KESENNUMA, Japan – Those who go to visit the giant fishing vessel dumped inland by the tsunami in the coastal town of Kesennuma, where over 1,000 perished, might find 80-year-old Noriko Kanashi holding court in front of it.

She talks to teenage boys, tourists and journalists alike about what having this ship parked in the middle of a disaster zone means to people who lost so much, in an instant, last year after a magnitude 9.0 earthquake triggered a major tsunami.

The sense of loss has been hard to fight in a community dotted with dozens of emergency shelters and a colossal mess, where there was once a thriving fishing industry.

Kanashi points to a spot closer to the coast, where she said her house and business – repairing ship parts – stood.
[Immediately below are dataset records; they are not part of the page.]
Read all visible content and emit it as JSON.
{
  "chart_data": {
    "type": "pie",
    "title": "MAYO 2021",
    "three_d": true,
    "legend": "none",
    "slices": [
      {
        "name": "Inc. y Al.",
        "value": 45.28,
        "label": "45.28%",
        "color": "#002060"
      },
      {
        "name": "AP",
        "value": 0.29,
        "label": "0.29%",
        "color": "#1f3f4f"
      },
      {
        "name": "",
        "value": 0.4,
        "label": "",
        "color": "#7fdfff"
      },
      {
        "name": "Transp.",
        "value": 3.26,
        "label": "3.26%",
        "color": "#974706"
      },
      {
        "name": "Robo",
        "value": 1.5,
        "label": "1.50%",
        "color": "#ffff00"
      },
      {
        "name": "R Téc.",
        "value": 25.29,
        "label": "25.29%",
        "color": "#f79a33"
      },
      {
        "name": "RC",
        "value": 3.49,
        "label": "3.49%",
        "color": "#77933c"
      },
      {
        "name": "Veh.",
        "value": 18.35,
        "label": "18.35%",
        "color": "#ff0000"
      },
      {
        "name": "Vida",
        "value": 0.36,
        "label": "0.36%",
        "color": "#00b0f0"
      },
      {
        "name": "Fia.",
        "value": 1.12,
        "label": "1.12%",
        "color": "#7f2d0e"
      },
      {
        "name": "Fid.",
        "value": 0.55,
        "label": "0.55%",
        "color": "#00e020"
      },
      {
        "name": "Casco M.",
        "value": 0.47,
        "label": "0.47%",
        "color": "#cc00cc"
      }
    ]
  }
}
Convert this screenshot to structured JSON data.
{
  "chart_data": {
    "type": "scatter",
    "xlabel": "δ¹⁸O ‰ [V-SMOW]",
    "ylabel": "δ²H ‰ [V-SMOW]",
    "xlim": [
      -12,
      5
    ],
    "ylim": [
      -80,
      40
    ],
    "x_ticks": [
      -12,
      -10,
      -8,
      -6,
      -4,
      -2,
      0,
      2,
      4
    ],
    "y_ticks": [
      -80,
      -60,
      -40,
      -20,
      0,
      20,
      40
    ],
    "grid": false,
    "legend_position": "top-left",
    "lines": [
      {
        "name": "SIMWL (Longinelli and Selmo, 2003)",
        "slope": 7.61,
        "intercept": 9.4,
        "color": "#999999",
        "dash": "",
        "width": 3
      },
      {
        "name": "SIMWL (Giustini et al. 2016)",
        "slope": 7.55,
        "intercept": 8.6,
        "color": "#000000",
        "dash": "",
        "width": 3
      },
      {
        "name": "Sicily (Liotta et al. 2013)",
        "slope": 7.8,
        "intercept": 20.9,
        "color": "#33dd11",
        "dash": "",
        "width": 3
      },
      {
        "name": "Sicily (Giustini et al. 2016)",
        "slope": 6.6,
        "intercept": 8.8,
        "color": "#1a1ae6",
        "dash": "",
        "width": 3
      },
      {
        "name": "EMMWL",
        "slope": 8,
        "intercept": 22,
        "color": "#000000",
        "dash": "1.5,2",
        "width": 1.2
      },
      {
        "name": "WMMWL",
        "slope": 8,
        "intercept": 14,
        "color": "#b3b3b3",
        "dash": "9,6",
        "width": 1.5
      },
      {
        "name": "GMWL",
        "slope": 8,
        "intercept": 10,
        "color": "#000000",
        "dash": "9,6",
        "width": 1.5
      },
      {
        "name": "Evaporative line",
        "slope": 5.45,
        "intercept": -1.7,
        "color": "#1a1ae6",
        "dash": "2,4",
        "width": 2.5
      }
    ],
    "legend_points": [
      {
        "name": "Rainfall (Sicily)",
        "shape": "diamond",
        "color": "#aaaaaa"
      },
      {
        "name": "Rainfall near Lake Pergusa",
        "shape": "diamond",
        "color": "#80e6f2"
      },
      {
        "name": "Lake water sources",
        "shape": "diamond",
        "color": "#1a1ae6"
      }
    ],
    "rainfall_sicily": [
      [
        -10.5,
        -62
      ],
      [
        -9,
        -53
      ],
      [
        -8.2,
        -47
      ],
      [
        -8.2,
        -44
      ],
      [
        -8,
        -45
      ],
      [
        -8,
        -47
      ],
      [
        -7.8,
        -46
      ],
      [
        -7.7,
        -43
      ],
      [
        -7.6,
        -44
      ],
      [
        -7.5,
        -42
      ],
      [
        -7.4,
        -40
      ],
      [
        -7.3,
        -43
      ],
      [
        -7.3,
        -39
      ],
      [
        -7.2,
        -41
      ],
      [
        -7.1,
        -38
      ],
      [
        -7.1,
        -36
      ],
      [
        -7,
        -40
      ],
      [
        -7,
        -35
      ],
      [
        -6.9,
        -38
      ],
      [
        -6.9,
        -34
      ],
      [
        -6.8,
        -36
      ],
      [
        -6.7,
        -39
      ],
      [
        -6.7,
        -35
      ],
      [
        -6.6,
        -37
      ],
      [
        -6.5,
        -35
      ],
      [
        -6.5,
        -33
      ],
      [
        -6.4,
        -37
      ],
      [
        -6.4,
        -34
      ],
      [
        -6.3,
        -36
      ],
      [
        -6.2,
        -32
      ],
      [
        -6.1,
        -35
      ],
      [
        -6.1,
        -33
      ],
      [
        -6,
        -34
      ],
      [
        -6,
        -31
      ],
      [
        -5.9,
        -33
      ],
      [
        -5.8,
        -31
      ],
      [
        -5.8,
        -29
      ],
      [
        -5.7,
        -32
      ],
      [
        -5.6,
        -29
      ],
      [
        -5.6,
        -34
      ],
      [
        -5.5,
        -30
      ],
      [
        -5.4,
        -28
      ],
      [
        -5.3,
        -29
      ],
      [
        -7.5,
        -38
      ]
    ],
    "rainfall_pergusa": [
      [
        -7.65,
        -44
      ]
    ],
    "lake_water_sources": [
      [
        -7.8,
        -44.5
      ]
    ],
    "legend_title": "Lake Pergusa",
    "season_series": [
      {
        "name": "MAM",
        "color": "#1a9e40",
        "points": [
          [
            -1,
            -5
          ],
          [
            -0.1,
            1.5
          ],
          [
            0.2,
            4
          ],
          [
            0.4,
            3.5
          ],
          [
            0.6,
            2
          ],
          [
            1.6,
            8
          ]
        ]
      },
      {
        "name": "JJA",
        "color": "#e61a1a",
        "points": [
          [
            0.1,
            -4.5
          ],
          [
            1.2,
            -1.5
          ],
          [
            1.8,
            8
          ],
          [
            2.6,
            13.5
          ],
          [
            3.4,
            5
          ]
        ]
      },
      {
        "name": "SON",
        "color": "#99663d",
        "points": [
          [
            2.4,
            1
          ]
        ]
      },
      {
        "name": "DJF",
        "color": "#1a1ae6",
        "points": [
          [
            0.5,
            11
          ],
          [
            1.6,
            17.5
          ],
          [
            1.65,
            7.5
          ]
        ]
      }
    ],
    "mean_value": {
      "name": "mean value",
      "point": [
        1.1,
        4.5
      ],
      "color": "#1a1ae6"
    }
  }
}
Now rubble and stagnant, fetid pools of water are all that remain on the coastline 498km north of Tokyo

“We don’t want it here,” she said of the ship behind her as a vanload of people get out to take pictures of it, which, she said, she doesn’t mind, as long as they “also pay their respects”.

Those who come by to see the ship seem too taken by its size and placement, however, to notice the small shrine people have set up in front of it to honour those who died underneath it.

“When it landed here, it killed 27 people – they got crushed under it,” said Kanashi. “The area where it landed was one of the evacuation centres.”

She said a city official had mentioned keeping the ship as a monument to the disaster, but Kanashi and others in the community are hoping to put the issue to a referendum.

She says two-thirds of the town are against the idea of keeping the ship there.

“Why would we want a ship here that is filled with ghosts?”

Memories of better days

Roughly 30km away, in Ofunato, a group of design students from Kanagawa University in Yokohama are hoping to create their own memorial of the disaster by trying to capture what was there before the tsunami destroyed the waterfront, killing more than 300 and damaging nearly 5,400 buildings.

They don’t want ghosts here either – they’re just trying to trigger memories of better days.

“I’m from Ofunato, and I was here when it happened,” said Hioka Chiba, 19.

“But I went to school soon after, and felt I should in some way contribute – to help.”

She and her friends, Nao Yamasaki and Kana Sekiguchi, both 19 and from Tokyo, are going around Ofunato, collecting drawings done of the coast prior the tsunami by local children.

They plan on making a mosaic out of them and printing them onto fabric, making wall hangings for local fishermen and shops.

They will also hold workshops for children in the area this summer, asking them to draw the sea, which many children now recall through the cruel lens of a vicious tsunami – as a beautiful memory.

Yamasaki said they hoped the project will “bring joy and serenity to them.”